La bi-nationalité, une victoire du lobbying africain à la FIFA

La décision de la FIFA d’autoriser les jeunes footballeurs binationaux à choisir leur équipe nationale, sous certaines conditions, a été obtenue de haute lutte par les lobbyistes africains dans la nuit du 19 au 20 octobre 2007.

C’est l’une des plus éclatantes victoires du lobbying africain dans les instances internationales depuis 50 ans.
Une bataille de longue haleine dont les répercussions sont durement ressenties en France, comme le montre l’actualité récente.

Même les grands médias l’ont oublié: l’origine profonde de l’affaire des quotas de joueurs binationaux dans les centres de formation français de football remonte à quelques années. Tout est parti d’une erreur d’appréciation de la fédération française de football (FFF) lors du congrès extraordinaire de la fédération internationale de football association (FIFA) des 19 et 20 octobre 2007 à Doha au Qatar.

Quelques mois plus tôt, alors que Joseph Blatter était en campagne pour un nouveau mandat à la tête des Nations Unies du football, les fédérations du continent, amenées par la confédération africaine de football (CAF), firent pression sur le président sortant pour qu’un aval soit donné aux nouveaux statuts de l’instance faîtière du football mondial entrés en vigueur le 1er janvier 2004. Blatter avait besoin des voix africaines pour être réélu.

A l’aide de lobbyistes professionnels et des stars mondiales telles que Roger Milla, Didier Drogba, Samuel Eto’o et Abedi Pelé, plusieurs pays africains dont l’Algérie, le Cameroun, le Mali, le Maroc, le Sénégal ou la Tunisie, déployèrent une vaste opération d’influence en direction des fédérations asiatiques, européennes et sud-américaines. Les pays africains avaient hâte d’exploiter certaines dispositions du Règlement d’application des Statuts pour, indiquait leur position paper, permettre à de « jeunes binationaux talentueux, parfois oubliés sur le bord du chemin, de servir le pays de leur choix…» Le texte fut voté à l’unanimité des 204 fédérations présentes au congrès de Doha !

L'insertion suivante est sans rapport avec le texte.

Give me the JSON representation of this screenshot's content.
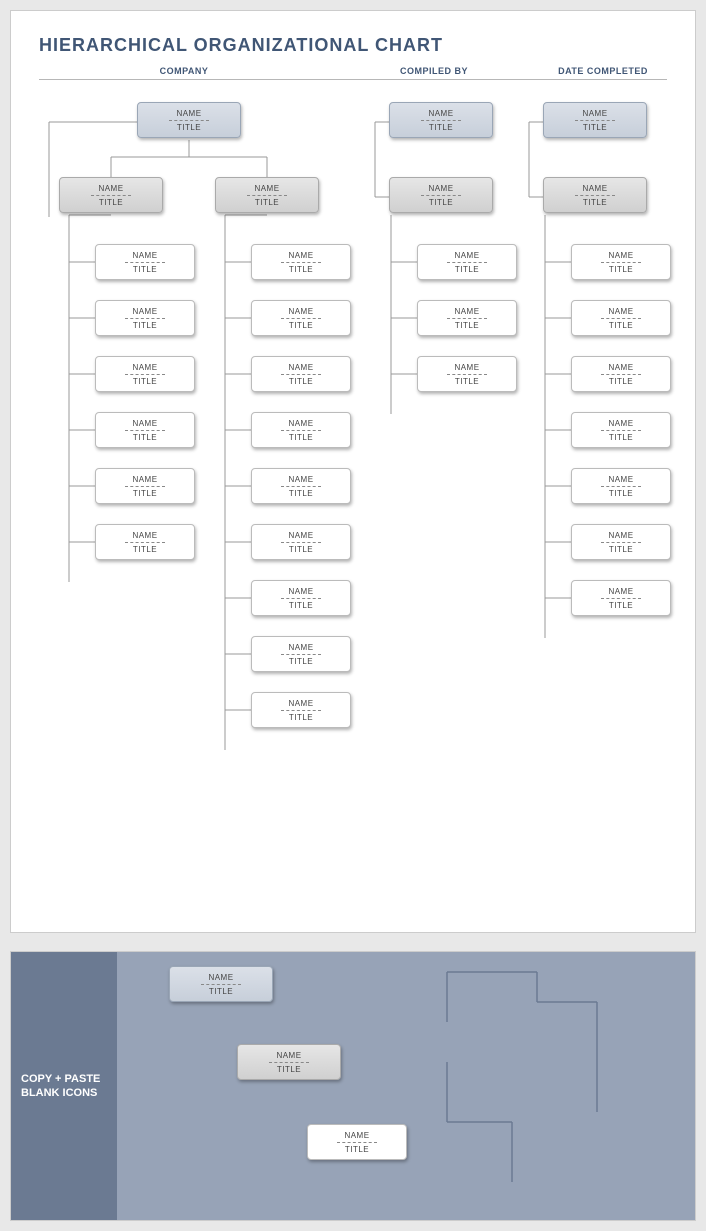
{
  "title": "HIERARCHICAL ORGANIZATIONAL CHART",
  "header": {
    "company": "COMPANY",
    "compiled_by": "COMPILED BY",
    "date_completed": "DATE COMPLETED"
  },
  "labels": {
    "name": "NAME",
    "title": "TITLE"
  },
  "panel2": {
    "label": "COPY + PASTE BLANK ICONS"
  },
  "chart_data": {
    "type": "org_chart",
    "columns": [
      {
        "top_box": {
          "name": "NAME",
          "title": "TITLE",
          "style": "blue",
          "span": 2
        },
        "mid_boxes": [
          {
            "name": "NAME",
            "title": "TITLE",
            "style": "grey"
          },
          {
            "name": "NAME",
            "title": "TITLE",
            "style": "grey"
          }
        ],
        "children": [
          [
            {
              "name": "NAME",
              "title": "TITLE"
            },
            {
              "name": "NAME",
              "title": "TITLE"
            },
            {
              "name": "NAME",
              "title": "TITLE"
            },
            {
              "name": "NAME",
              "title": "TITLE"
            },
            {
              "name": "NAME",
              "title": "TITLE"
            },
            {
              "name": "NAME",
              "title": "TITLE"
            }
          ],
          [
            {
              "name": "NAME",
              "title": "TITLE"
            },
            {
              "name": "NAME",
              "title": "TITLE"
            },
            {
              "name": "NAME",
              "title": "TITLE"
            },
            {
              "name": "NAME",
              "title": "TITLE"
            },
            {
              "name": "NAME",
              "title": "TITLE"
            },
            {
              "name": "NAME",
              "title": "TITLE"
            },
            {
              "name": "NAME",
              "title": "TITLE"
            },
            {
              "name": "NAME",
              "title": "TITLE"
            },
            {
              "name": "NAME",
              "title": "TITLE"
            }
          ]
        ]
      },
      {
        "top_box": {
          "name": "NAME",
          "title": "TITLE",
          "style": "blue",
          "span": 1
        },
        "mid_boxes": [
          {
            "name": "NAME",
            "title": "TITLE",
            "style": "grey"
          }
        ],
        "children": [
          [
            {
              "name": "NAME",
              "title": "TITLE"
            },
            {
              "name": "NAME",
              "title": "TITLE"
            },
            {
              "name": "NAME",
              "title": "TITLE"
            }
          ]
        ]
      },
      {
        "top_box": {
          "name": "NAME",
          "title": "TITLE",
          "style": "blue",
          "span": 1
        },
        "mid_boxes": [
          {
            "name": "NAME",
            "title": "TITLE",
            "style": "grey"
          }
        ],
        "children": [
          [
            {
              "name": "NAME",
              "title": "TITLE"
            },
            {
              "name": "NAME",
              "title": "TITLE"
            },
            {
              "name": "NAME",
              "title": "TITLE"
            },
            {
              "name": "NAME",
              "title": "TITLE"
            },
            {
              "name": "NAME",
              "title": "TITLE"
            },
            {
              "name": "NAME",
              "title": "TITLE"
            },
            {
              "name": "NAME",
              "title": "TITLE"
            }
          ]
        ]
      }
    ],
    "palette_boxes": [
      {
        "name": "NAME",
        "title": "TITLE",
        "style": "blue"
      },
      {
        "name": "NAME",
        "title": "TITLE",
        "style": "grey"
      },
      {
        "name": "NAME",
        "title": "TITLE",
        "style": "white"
      }
    ]
  }
}
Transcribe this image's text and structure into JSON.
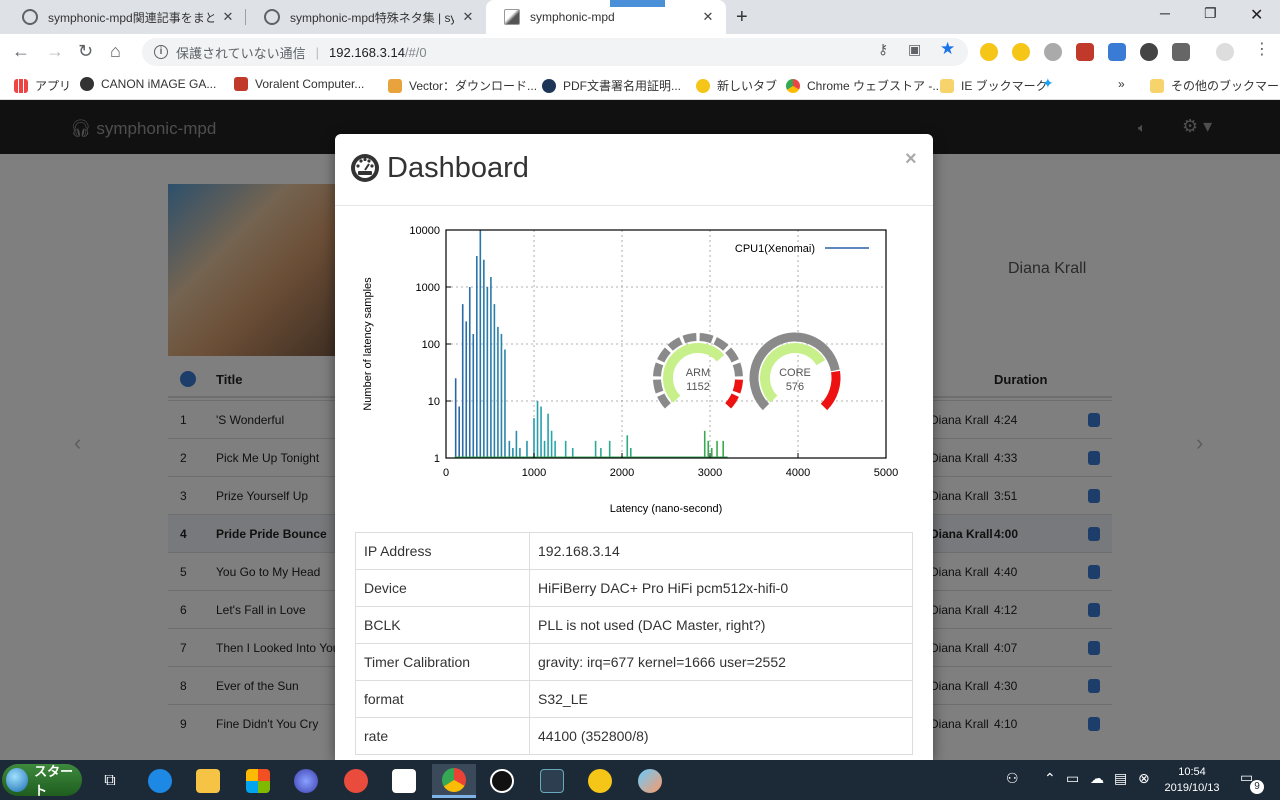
{
  "browser": {
    "tabs": [
      {
        "title": "symphonic-mpd関連記事をまとめ",
        "active": false
      },
      {
        "title": "symphonic-mpd特殊ネタ集 | symp",
        "active": false
      },
      {
        "title": "symphonic-mpd",
        "active": true
      }
    ],
    "omnibox": {
      "security": "保護されていない通信",
      "host": "192.168.3.14",
      "path": "/#/0"
    },
    "bookmarks": [
      "アプリ",
      "CANON iMAGE GA...",
      "Voralent Computer...",
      "Vector：ダウンロード...",
      "PDF文書署名用証明...",
      "新しいタブ",
      "Chrome ウェブストア -...",
      "IE ブックマーク"
    ],
    "bookmarks_more": "»",
    "bookmarks_other": "その他のブックマーク"
  },
  "app": {
    "brand": "symphonic-mpd",
    "artist": "Diana Krall",
    "table_headers": {
      "title": "Title",
      "duration": "Duration"
    },
    "tracks": [
      {
        "num": "1",
        "title": "'S Wonderful",
        "artist": "Diana Krall",
        "duration": "4:24"
      },
      {
        "num": "2",
        "title": "Pick Me Up Tonight",
        "artist": "Diana Krall",
        "duration": "4:33"
      },
      {
        "num": "3",
        "title": "Prize Yourself Up",
        "artist": "Diana Krall",
        "duration": "3:51"
      },
      {
        "num": "4",
        "title": "Pride Pride Bounce",
        "artist": "Diana Krall",
        "duration": "4:00"
      },
      {
        "num": "5",
        "title": "You Go to My Head",
        "artist": "Diana Krall",
        "duration": "4:40"
      },
      {
        "num": "6",
        "title": "Let's Fall in Love",
        "artist": "Diana Krall",
        "duration": "4:12"
      },
      {
        "num": "7",
        "title": "Then I Looked Into Your Eyes",
        "artist": "Diana Krall",
        "duration": "4:07"
      },
      {
        "num": "8",
        "title": "Ever of the Sun",
        "artist": "Diana Krall",
        "duration": "4:30"
      },
      {
        "num": "9",
        "title": "Fine Didn't You Cry",
        "artist": "Diana Krall",
        "duration": "4:10"
      }
    ]
  },
  "modal": {
    "title": "Dashboard",
    "close": "×",
    "info": [
      {
        "key": "IP Address",
        "value": "192.168.3.14"
      },
      {
        "key": "Device",
        "value": "HiFiBerry DAC+ Pro HiFi pcm512x-hifi-0"
      },
      {
        "key": "BCLK",
        "value": "PLL is not used (DAC Master, right?)"
      },
      {
        "key": "Timer Calibration",
        "value": "gravity: irq=677 kernel=1666 user=2552"
      },
      {
        "key": "format",
        "value": "S32_LE"
      },
      {
        "key": "rate",
        "value": "44100 (352800/8)"
      }
    ],
    "gauges": [
      {
        "label": "ARM",
        "value": "1152",
        "fraction": 0.68
      },
      {
        "label": "CORE",
        "value": "576",
        "fraction": 0.72
      }
    ]
  },
  "chart_data": {
    "type": "bar",
    "xlabel": "Latency (nano-second)",
    "ylabel": "Number of latency samples",
    "xlim": [
      0,
      5000
    ],
    "ylim": [
      1,
      10000
    ],
    "y_scale": "log",
    "x_ticks": [
      "0",
      "1000",
      "2000",
      "3000",
      "4000",
      "5000"
    ],
    "y_ticks": [
      "1",
      "10",
      "100",
      "1000",
      "10000"
    ],
    "grid": true,
    "legend_position": "top-right",
    "series": [
      {
        "name": "CPU1(Xenomai)",
        "color": "#2b5fa8",
        "x": [
          110,
          150,
          190,
          230,
          270,
          310,
          350,
          390,
          430,
          470,
          510,
          550,
          590,
          630,
          670,
          720,
          760,
          800,
          840,
          920,
          1000,
          1040,
          1080,
          1120,
          1160,
          1200,
          1240,
          1360,
          1440,
          1700,
          1760,
          1860,
          2060,
          2100,
          2940,
          2980,
          3020,
          3080,
          3150
        ],
        "y": [
          25,
          8,
          500,
          250,
          1000,
          150,
          3500,
          10000,
          3000,
          1000,
          1500,
          500,
          200,
          150,
          80,
          2,
          1.5,
          3,
          1.5,
          2,
          5,
          10,
          8,
          2,
          6,
          3,
          2,
          2,
          1.5,
          2,
          1.5,
          2,
          2.5,
          1.5,
          3,
          2,
          1.5,
          2,
          2
        ]
      }
    ]
  },
  "taskbar": {
    "start_label": "スタート",
    "time": "10:54",
    "date": "2019/10/13",
    "notification_count": "9"
  },
  "colors": {
    "gauge_ok": "#c8f08a",
    "gauge_warn": "#ee1111",
    "gauge_bg": "#8a8a8a",
    "navbar": "#222222"
  }
}
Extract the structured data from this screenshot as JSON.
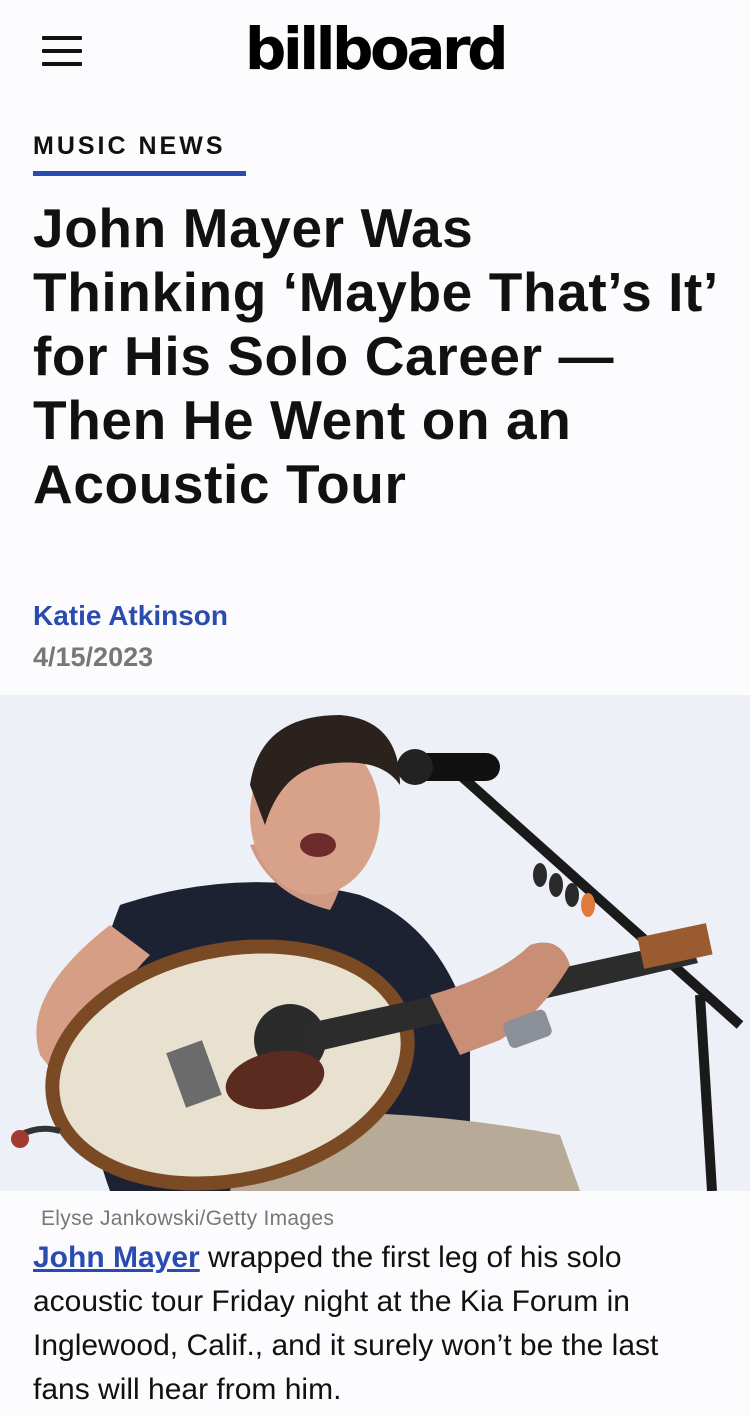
{
  "header": {
    "logo_text": "billboard",
    "menu_icon": "hamburger-menu-icon"
  },
  "article": {
    "section": "MUSIC NEWS",
    "headline": "John Mayer Was Thinking ‘Maybe That’s It’ for His Solo Career — Then He Went on an Acoustic Tour",
    "author": "Katie Atkinson",
    "date": "4/15/2023",
    "photo_credit": "Elyse Jankowski/Getty Images",
    "body": {
      "link_text": "John Mayer",
      "text": " wrapped the first leg of his solo acoustic tour Friday night at the Kia Forum in Inglewood, Calif., and it surely won’t be the last fans will hear from him."
    }
  },
  "colors": {
    "accent": "#2a4bb0",
    "text": "#111111",
    "muted": "#777777",
    "background": "#fcfcfe"
  }
}
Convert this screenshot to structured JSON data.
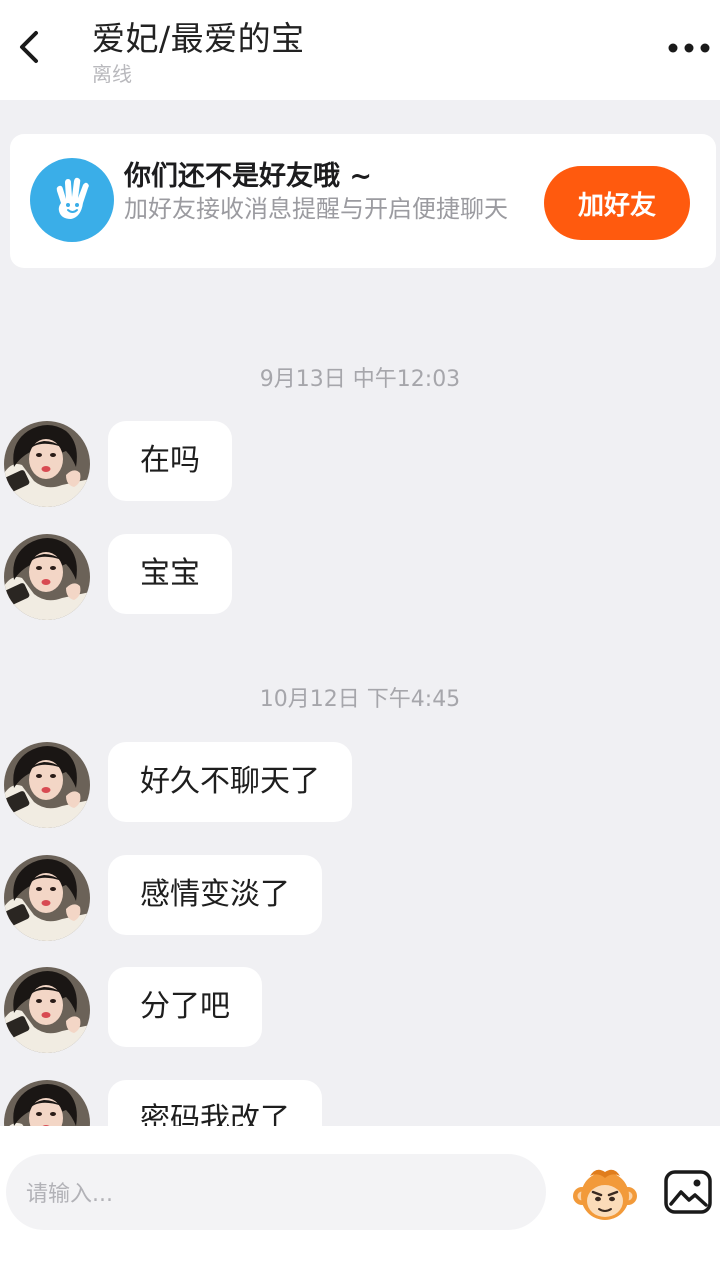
{
  "header": {
    "title": "爱妃/最爱的宝",
    "status": "离线"
  },
  "friend_card": {
    "title": "你们还不是好友哦 ~",
    "description": "加好友接收消息提醒与开启便捷聊天",
    "button_label": "加好友",
    "button_color": "#ff5a0e",
    "icon_color": "#3aaee8"
  },
  "chat": {
    "timestamps": [
      "9月13日 中午12:03",
      "10月12日 下午4:45"
    ],
    "messages": [
      {
        "text": "在吗"
      },
      {
        "text": "宝宝"
      },
      {
        "text": "好久不聊天了"
      },
      {
        "text": "感情变淡了"
      },
      {
        "text": "分了吧"
      },
      {
        "text": "密码我改了"
      }
    ]
  },
  "input": {
    "placeholder": "请输入..."
  },
  "icons": {
    "back": "chevron-left-icon",
    "more": "more-dots-icon",
    "emoji": "monkey-emoji-icon",
    "image": "image-icon"
  }
}
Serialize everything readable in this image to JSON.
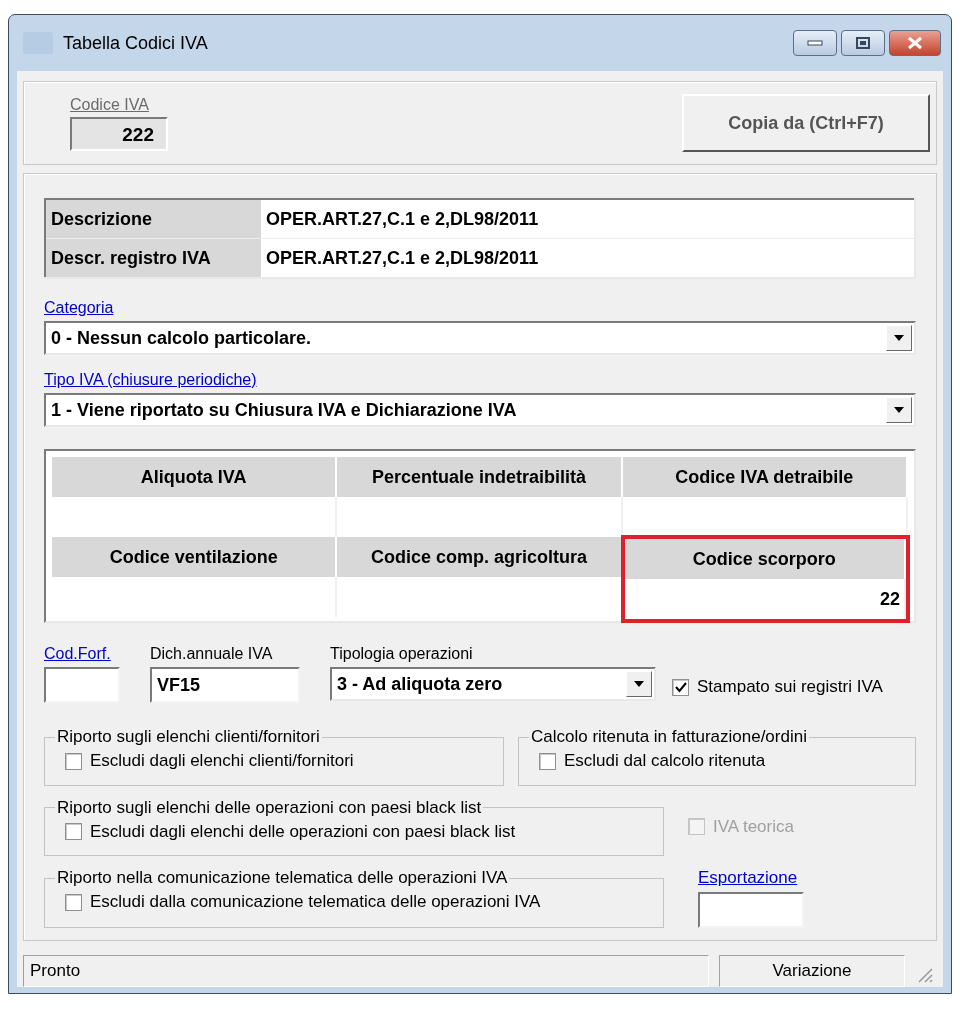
{
  "window": {
    "title": "Tabella Codici IVA"
  },
  "codice_iva": {
    "label": "Codice IVA",
    "value": "222"
  },
  "copy_button": "Copia da (Ctrl+F7)",
  "description_rows": [
    {
      "label": "Descrizione",
      "value": "OPER.ART.27,C.1 e 2,DL98/2011"
    },
    {
      "label": "Descr. registro IVA",
      "value": "OPER.ART.27,C.1 e 2,DL98/2011"
    }
  ],
  "categoria": {
    "label": "Categoria",
    "value": "0 - Nessun calcolo particolare."
  },
  "tipo_iva": {
    "label": "Tipo IVA (chiusure periodiche)",
    "value": "1 - Viene riportato su Chiusura IVA e Dichiarazione IVA"
  },
  "rate_grid": [
    {
      "header": "Aliquota IVA",
      "highlighted": false
    },
    {
      "header": "Percentuale indetraibilità",
      "highlighted": false
    },
    {
      "header": "Codice IVA detraibile",
      "highlighted": false
    },
    {
      "header": "Codice ventilazione",
      "highlighted": false
    },
    {
      "header": "Codice comp. agricoltura",
      "highlighted": false
    },
    {
      "header": "Codice scorporo",
      "value": "22",
      "highlighted": true
    }
  ],
  "cod_forf": {
    "label": "Cod.Forf."
  },
  "dich_annuale": {
    "label": "Dich.annuale IVA",
    "value": "VF15"
  },
  "tipologia": {
    "label": "Tipologia operazioni",
    "value": "3 - Ad aliquota zero"
  },
  "stampato": {
    "label": "Stampato sui registri IVA",
    "checked": true
  },
  "groups": [
    {
      "title": "Riporto sugli elenchi clienti/fornitori",
      "checkbox": {
        "label": "Escludi dagli elenchi clienti/fornitori",
        "checked": false
      }
    },
    {
      "title": "Calcolo ritenuta in fatturazione/ordini",
      "checkbox": {
        "label": "Escludi dal calcolo ritenuta",
        "checked": false
      }
    },
    {
      "title": "Riporto sugli elenchi delle operazioni con paesi black list",
      "checkbox": {
        "label": "Escludi dagli elenchi delle operazioni con paesi black list",
        "checked": false
      }
    },
    {
      "title": "Riporto nella comunicazione telematica delle operazioni IVA",
      "checkbox": {
        "label": "Escludi dalla comunicazione telematica delle operazioni IVA",
        "checked": false
      }
    }
  ],
  "iva_teorica": {
    "label": "IVA teorica",
    "checked": false,
    "disabled": true
  },
  "esportazione": {
    "label": "Esportazione"
  },
  "status_bar": {
    "message": "Pronto",
    "mode": "Variazione"
  }
}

Le dispositif visé par l’opération d’influence des Africains prévoyait qu’un  jeune footballeur (l’âge limite de 21 ans fut arrêté après débat), ayant disputé un ou plusieurs matchs de compétition officielle pour le compte d’une équipe nationale, avait dorénavant la possibilité d’opter pour une autre sélection nationale, sous deux conditions principales:

1- Que le joueur n’ait encore jamais disputé un match international « A » pour l’association dont il relève au moment de la demande ;

2- Que le joueur possède déjà la double-nationalité ou multi-nationalité au moment de sa première entrée en jeu dans un match international d’une compétition officielle, quelle qu’en soit la catégorie.

Dans la foulée, plusieurs footballeurs africains bénéficièrent de la nouvelle mesure avant la fin du dernier trimestre de l’année 2007. Ce fut le cas d’Anther Yahia, Abdenasser Ouadah, Samir Beloufa d’Algérie, Oumar Kanouté et Lamine Sissoko du Mali, Lamine Sakho du Sénégal et Adel Chedly de Tunisie, pour ne citer que les premiers bénéficiaires. Signe particulier : tous étaient passés par les sélections nationales françaises de jeunes…

Non contentes de s’arrêter à ce stade, plusieurs fédérations africaines, amenées par l’Algérie, accentuèrent la pression pour faire sauter le verrou de l’âge minimum. Résultat atteint lors du 59ème congrès de la FIFA tenu à Nassau, aux Bahamas, les 2 et 3 juin 2009. Par une majorité de 58% de voix, la FIFA décida « qu’un joueur qui souhaite faire usage de son droit de changer de fédération ne soit plus soumis à une limite d’âge dans la mesure où toutes les autres conditions de l’article 18, alinéa 1 du Règlement d’application des Statuts sont remplies. »

D’après Knowdys Public Affairs, la FFF envisage d’engager des manœuvres de lobbying auprès des Allemands, des Anglais, des Espagnols et des Néerlandais pour interdire purement et simplement la bi-nationalité footballistique. En attendant, l’effet final recherché par les stratèges du football français est au moins atteint en partie: injecter le sentiment de culpabilité dans l’esprit de jeunes footballeurs qui, formés dans l’Hexagone, seraient tentés d’aller voir ailleurs… Un nouveau challenge pour les lobbyistes du football africain.